As consumption represents the lion’s share of economic activity in many economies, the labour-market effects of AI’s proliferation are a risk worth monitoring. For now, there is limited evidence that it is putting large swathes of people out of work, but it is possible that such a scenario will play out over time, especially as wage bills represent low-hanging fruit for ambitious AI disruptors. If labour market weakness begins to outweigh the positive dynamics associated with AI investment and wealth effects from rising corporate profitability, economic trajectories might begin to shift downward.
Under such a scenario, AI capex plans, monetisation timelines and overall value creation would likely be scrutinised more intensely. Moreover, the socioeconomic and political ramifications could be significant. In today’s era of intensifying international competition, such developments could draw protectionist policy reactions, propelling the world more rapidly towards a multi-polar system.
K-Shaped AI economy: Robust growth but gloomy consumer confidence

The US holds a clear early lead in the AI supply chain, although it faces bottlenecks in areas like energy supply and skilled labour. Meanwhile, the rest of the world is playing catch up. In particular, China is scaling its capabilities rapidly, igniting fears of a race between the two superpowers. Once China enters a space, it has historically tended to flood the market with supply and bring down prices and margins. The release of DeepSeek’s open-source AI model in early 2025 highlighted this potential and drove a bout of market volatility by demonstrating that use cases do not necessarily require the most expensive, cutting-edge technology.
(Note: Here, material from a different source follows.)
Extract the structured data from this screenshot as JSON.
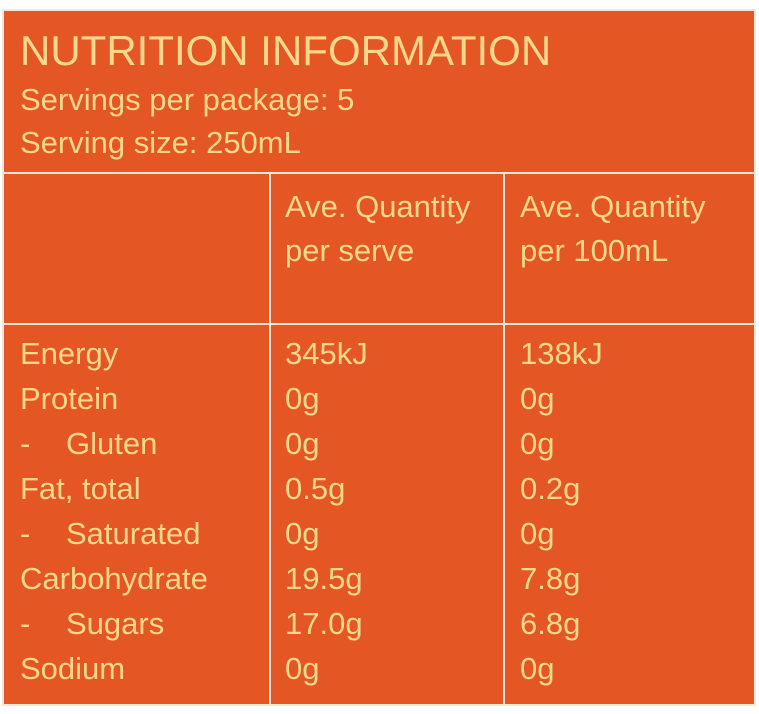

Increased supply chain competition would be detrimental to many AI infrastructure companies, but could have positive implications for AI adopters. We note that the benefits from new technologies have historically tended to accrue mostly to those that employ them effectively through higher returns on investment, rather than early-stage innovators that benefit from hype. With this in mind, China might benefit disproportionately in relative terms as it holds some advantages in terms of adoption, including its more open-source approach, state-driven industrial strategy, less stringent data laws, access to raw materials, and abundant energy capacity.